Notifications You must be signed in to change notification settings

Mo-Khalifa96/Customer-Segmentation

Repository files navigation

Customer Segmentation (Unsupervised Machine Learning for Cluster Analysis)

About The Project

This project employs unsupervised machine learning for cluster analysis and customer segmentation. The dataset used here is comprised of thousands of records of customer purchases and shopping habits. The goal of this project is, first, to analyze and understand in depth the customer base present in the dataset, and, second, to utilize machine learning algorithms for cluster analysis in order to breakdown the customer base into distinct clusters customer groups. Cluster analysis can be very useful for understanding a customer base and aiding businesses to tailor targeted marketing strategies, optimize their product offerings, and be better able to meet their customers' needs and enhance their shopping experience. As such, after segmenting the customer base into separate groups, the groups will then be analyzed and compared to develop a thorough understanding of the different customer groups, their characteristics, preferences, shopping habits and their needs. This subsequently will guide efforts to curate targeted marketing campaigns, develop customer retention strategies, and/or enhance overall customer satisfaction and loyalty.
In order to perform cluster analysis to segment customers into different clusters, first the data was inspected, engineered, and processed in preparation for analysis and modeling. After preparing the data, four clustering algorithms were developed and evaluated in order to find the most suitable algorithm for task. Having obtained the best clustering model for the data, customers were segmented into groups and the resultant customer groups were analyzed in depth. A report was written describing the findings and identifying the main characteristics or unique features of each customer group, as well as describing the overall similarities and dissimilarities between the customer groups. On the basis of this report, a subsequent section was developed laying out the key insights and takeaways of the cluster analysis as well as providing recommendations to improve sales or curate better marketing campaigns tailored to each customer group separately.

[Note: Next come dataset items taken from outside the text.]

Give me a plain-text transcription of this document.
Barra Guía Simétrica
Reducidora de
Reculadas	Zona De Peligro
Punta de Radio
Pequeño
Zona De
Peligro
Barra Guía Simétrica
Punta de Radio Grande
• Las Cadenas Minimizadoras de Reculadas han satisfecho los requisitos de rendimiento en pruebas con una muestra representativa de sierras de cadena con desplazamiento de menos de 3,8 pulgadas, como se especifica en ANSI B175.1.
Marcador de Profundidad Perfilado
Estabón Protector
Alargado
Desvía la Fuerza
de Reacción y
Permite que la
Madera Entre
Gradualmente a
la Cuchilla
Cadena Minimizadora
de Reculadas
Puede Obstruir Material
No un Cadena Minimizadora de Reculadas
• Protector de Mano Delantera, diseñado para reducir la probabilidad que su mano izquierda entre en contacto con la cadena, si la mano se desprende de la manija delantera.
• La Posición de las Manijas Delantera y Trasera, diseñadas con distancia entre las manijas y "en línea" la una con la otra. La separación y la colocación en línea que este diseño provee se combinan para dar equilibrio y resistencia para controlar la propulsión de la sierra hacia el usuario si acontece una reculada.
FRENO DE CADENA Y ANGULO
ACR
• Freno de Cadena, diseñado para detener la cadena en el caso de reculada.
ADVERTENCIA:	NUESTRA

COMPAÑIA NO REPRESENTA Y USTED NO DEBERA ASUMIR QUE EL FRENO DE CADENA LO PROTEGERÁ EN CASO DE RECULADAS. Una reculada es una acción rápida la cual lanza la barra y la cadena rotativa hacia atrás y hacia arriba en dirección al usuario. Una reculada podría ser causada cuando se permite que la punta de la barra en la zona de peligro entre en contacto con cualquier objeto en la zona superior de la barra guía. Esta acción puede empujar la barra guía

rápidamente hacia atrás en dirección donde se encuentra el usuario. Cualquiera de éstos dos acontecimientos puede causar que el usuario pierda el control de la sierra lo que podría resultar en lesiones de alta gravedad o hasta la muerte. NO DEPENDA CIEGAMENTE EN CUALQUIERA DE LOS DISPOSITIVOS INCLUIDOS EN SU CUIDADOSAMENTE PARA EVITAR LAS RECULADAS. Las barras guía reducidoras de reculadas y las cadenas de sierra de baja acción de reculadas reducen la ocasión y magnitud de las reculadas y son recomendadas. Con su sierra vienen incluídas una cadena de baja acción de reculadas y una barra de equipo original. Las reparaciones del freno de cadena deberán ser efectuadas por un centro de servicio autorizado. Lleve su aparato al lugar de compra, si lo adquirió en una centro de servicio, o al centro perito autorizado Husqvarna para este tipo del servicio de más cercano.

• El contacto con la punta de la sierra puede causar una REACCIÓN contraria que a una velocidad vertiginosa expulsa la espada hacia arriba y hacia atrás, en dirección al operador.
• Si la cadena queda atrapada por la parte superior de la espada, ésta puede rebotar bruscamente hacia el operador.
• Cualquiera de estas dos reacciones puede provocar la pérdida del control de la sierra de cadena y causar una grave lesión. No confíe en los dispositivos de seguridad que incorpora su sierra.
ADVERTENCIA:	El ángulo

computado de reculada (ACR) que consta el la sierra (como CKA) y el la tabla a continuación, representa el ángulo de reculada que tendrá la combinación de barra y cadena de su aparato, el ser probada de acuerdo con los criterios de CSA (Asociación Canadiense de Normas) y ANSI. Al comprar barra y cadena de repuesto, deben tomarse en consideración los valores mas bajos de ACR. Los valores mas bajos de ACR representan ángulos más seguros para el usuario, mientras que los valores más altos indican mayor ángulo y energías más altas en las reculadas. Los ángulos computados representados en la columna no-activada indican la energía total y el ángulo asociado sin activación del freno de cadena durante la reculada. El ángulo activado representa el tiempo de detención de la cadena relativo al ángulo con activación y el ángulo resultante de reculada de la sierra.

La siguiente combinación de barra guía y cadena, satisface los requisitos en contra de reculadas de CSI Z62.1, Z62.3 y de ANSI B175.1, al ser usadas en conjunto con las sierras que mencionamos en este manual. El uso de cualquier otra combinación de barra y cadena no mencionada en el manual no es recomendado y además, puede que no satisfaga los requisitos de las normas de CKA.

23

Overall, this project is broken down into 7 sections:
   1. Reading and Inspecting the Data
   2. Updating the Data
   3. Exploratory Data Analysis
   4. Data Preprocessing
   5. Model Development and Evaluation (Cluster Analysis)
   6. Model Interpretation
   7. Key Insights and Recommendations



About The Data

The present dataset was taken from Kaggle.com, a popular platform for finding and publishing datasets. You can quickly access it by clicking here. The dataset consists of around 4,000 records of customer purchases. For each entry here, a customer is assigned a unique identifier and their purchase, preferences, and other relevant details are recorded. Indeed, the dataset encompasses a wide variety of variables, including demographic information about the customers, their shopping frequency and purchase history, their product preferences and overall satisfaction with the product purchased. This, therefore, makes the current dataset ideal analyzing and understanding consumer behavior, decision-making, and for the purposes of cluster analysis and customer segmentation.

You can view each column and its description in the table below:

Variable Description
Customer ID Unique identifier for each customer
Age Age of the customer
Gender Gender of the customer
Item Purchased Item or product purchased
Category Category of the item purchased (e.g., clothing, accessory, etc.)
Purchase Amount (USD) Amount spent (in USD) in a given transaction
Location Location from which a purchase was made
Size Size of the purchased item (if applicable)
Color Color of the purchased item or product
Season Season in which the item was purchased (e.g., winter, spring, etc.)
Review Rating Rating score given by a customer for the item purchased (on a 5-point rating scale)
Subscription Status Indicates whether or not a customer is subscribed to the brand or shop service
Shipping Type Method of delivery or shipping type (e.g., standard shipping, express, store pickup, etc.)
Discount Applied Indicates whether or not a discount was applied to the purchase
Promo Code Used Indicates whether or or not a promo code or coupon was used during purchase
Previous Purchases Number of prior purchases made by the same customer
Payment Method Method of payment for the purchase (e.g., cash, credit card, paypal, etc.)
Frequency of Purchases Frequency of engagement of a customer in purchasing activities (e.g., weekly, monthly, annually, etc.)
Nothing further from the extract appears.